LINKEDIN REVISITED

BY G. A. FINCH

I have been using LinkedIn for about three years with mixed results.  I have advocated that executives’ using LinkedIn is critical to maintaining visibility in an increasing virtual world.  People do indeed research others on the internet and having a website and a LinkedIn bio is important to provide positive and relevant information about your business, organization or profession.  Executive and corporate recruiters definitely use LinkedIn and are probably the main generators of revenue streams for the LinkedIn business model.

LinkedIn Keeps Growing

More and more people are signing up as evidenced in more and more requests that I receive from persons who wish to become one of my connections.   I now have 600 connections and counting.  This large number does not make me feel either popular or especially connected. Many of the requestors I do not know well and there are several that I do not know at all.  That’s okay.  I am again an open networker, so I rarely decline a request to connect.

Mixed Bag

I find that I do not have time to keep up with all the daily updates, and I would guess that maybe one out of  50 updates I do find interesting.  Not that my own occasional updates are terribly compelling or interesting.  My updates usually involve telling folks about what kind of legal matters that I am working on.

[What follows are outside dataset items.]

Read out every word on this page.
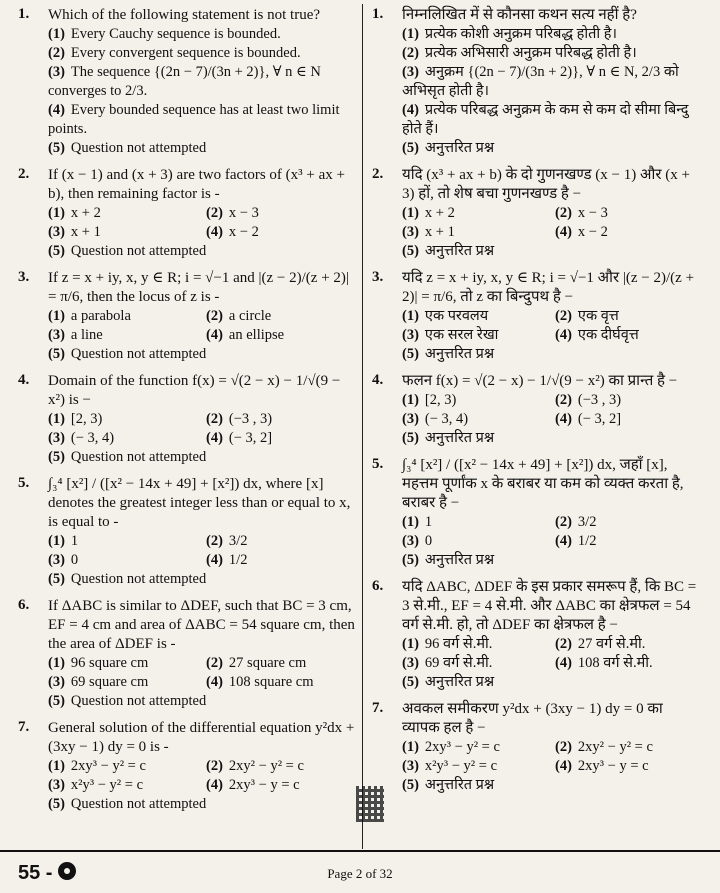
1.	Which of the following statement is not true?
(1) Every Cauchy sequence is bounded.
(2) Every convergent sequence is bounded.
(3) The sequence {(2n − 7)/(3n + 2)}, ∀ n ∈ N converges to 2/3.
(4) Every bounded sequence has at least two limit points.
(5) Question not attempted
2.	If (x − 1) and (x + 3) are two factors of (x³ + ax + b), then remaining factor is -
(1) x + 2	(2) x − 3
(3) x + 1	(4) x − 2
(5) Question not attempted
3.	If z = x + iy, x, y ∈ R; i = √−1 and |(z − 2)/(z + 2)| = π/6, then the locus of z is -
(1) a parabola	(2) a circle
(3) a line	(4) an ellipse
(5) Question not attempted
4.	Domain of the function f(x) = √(2 − x) − 1/√(9 − x²) is −
(1) [2, 3)	(2) (−3 , 3)
(3) (− 3, 4)	(4) (− 3, 2]
(5) Question not attempted
5.	∫₃⁴ [x²] / ([x² − 14x + 49] + [x²]) dx, where [x] denotes the greatest integer less than or equal to x, is equal to -
(1) 1	(2) 3/2
(3) 0	(4) 1/2
(5) Question not attempted
6.	If ΔABC is similar to ΔDEF, such that BC = 3 cm, EF = 4 cm and area of ΔABC = 54 square cm, then the area of ΔDEF is -
(1) 96 square cm	(2) 27 square cm
(3) 69 square cm	(4) 108 square cm
(5) Question not attempted
7.	General solution of the differential equation y²dx + (3xy − 1) dy = 0 is -
(1) 2xy³ − y² = c	(2) 2xy² − y² = c
(3) x²y³ − y² = c	(4) 2xy³ − y = c
(5) Question not attempted
1.	निम्नलिखित में से कौनसा कथन सत्य नहीं है?
(1) प्रत्येक कोशी अनुक्रम परिबद्ध होती है।
(2) प्रत्येक अभिसारी अनुक्रम परिबद्ध होती है।
(3) अनुक्रम {(2n − 7)/(3n + 2)}, ∀ n ∈ N, 2/3 को अभिसृत होती है।
(4) प्रत्येक परिबद्ध अनुक्रम के कम से कम दो सीमा बिन्दु होते हैं।
(5) अनुत्तरित प्रश्न
2.	यदि (x³ + ax + b) के दो गुणनखण्ड (x − 1) और (x + 3) हों, तो शेष बचा गुणनखण्ड है −
(1) x + 2	(2) x − 3
(3) x + 1	(4) x − 2
(5) अनुत्तरित प्रश्न
3.	यदि z = x + iy, x, y ∈ R; i = √−1 और |(z − 2)/(z + 2)| = π/6, तो z का बिन्दुपथ है −
(1) एक परवलय	(2) एक वृत्त
(3) एक सरल रेखा	(4) एक दीर्घवृत्त
(5) अनुत्तरित प्रश्न
4.	फलन f(x) = √(2 − x) − 1/√(9 − x²) का प्रान्त है −
(1) [2, 3)	(2) (−3 , 3)
(3) (− 3, 4)	(4) (− 3, 2]
(5) अनुत्तरित प्रश्न
5.	∫₃⁴ [x²] / ([x² − 14x + 49] + [x²]) dx, जहाँ [x], महत्तम पूर्णांक x के बराबर या कम को व्यक्त करता है, बराबर है −
(1) 1	(2) 3/2
(3) 0	(4) 1/2
(5) अनुत्तरित प्रश्न
6.	यदि ΔABC, ΔDEF के इस प्रकार समरूप हैं, कि BC = 3 से.मी., EF = 4 से.मी. और ΔABC का क्षेत्रफल = 54 वर्ग से.मी. हो, तो ΔDEF का क्षेत्रफल है −
(1) 96 वर्ग से.मी.	(2) 27 वर्ग से.मी.
(3) 69 वर्ग से.मी.	(4) 108 वर्ग से.मी.
(5) अनुत्तरित प्रश्न
7.	अवकल समीकरण y²dx + (3xy − 1) dy = 0 का व्यापक हल है −
(1) 2xy³ − y² = c	(2) 2xy² − y² = c
(3) x²y³ − y² = c	(4) 2xy³ − y = c
(5) अनुत्तरित प्रश्न
55 -	Page 2 of 32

The affinity groups are uneven in their being current and substantive.  Some discussion groups are better than others.  The biggest problem: Who has the time to check in and keep current?  I know that I suffer from time scarcity and lingering on LinkedIn can’t be a priority for me.

Positives

I do like the business news feed that is on my home page, and I actually try to read the articles when I am there.

LinkedIn also provides a portal to my blog, which is convenient for its distribution.

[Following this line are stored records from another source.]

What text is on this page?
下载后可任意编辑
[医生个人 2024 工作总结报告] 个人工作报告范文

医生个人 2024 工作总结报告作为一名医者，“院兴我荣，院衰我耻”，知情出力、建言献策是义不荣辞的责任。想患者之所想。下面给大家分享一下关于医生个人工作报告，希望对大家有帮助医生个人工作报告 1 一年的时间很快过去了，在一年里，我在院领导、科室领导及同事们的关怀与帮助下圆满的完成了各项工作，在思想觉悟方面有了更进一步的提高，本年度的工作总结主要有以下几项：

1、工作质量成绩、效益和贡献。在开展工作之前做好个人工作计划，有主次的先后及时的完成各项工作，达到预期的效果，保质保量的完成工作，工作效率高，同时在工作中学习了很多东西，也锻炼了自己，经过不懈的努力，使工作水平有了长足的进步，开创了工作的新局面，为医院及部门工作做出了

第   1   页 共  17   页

The best feature about my “connections” is that it keeps me current on people’s job changes and e-mail contacts.

The introductions via connections are awkward and they seem more personable to accomplish via private e-mail exchanges between the interested parties and their mutual connection.

You need an enhanced paid account in order to do direct in-mail communications with persons to whom you are not connected.  In-mail communications from strangers may come across as intrusive.

I am not negative about LinkedIn.  I do think that it has not lived up to either its promise or potential.  The key thing is for LinkedIn to develop more content to make it attractive as a destination website.  Interactivity will have to revolve around compelling common interests like a cause, an alumni group, or a trade or professional group continuing-education matter.

Must Keep Using

Should you forgo LinkedIn?  I think not.  You want to make it easy for potential customers, clients, employers, recruiters and business partners to research you.  LinkedIn, through internet search engines, has become a primary source to do that.  As I have said in previous posts, it’s your free billboard.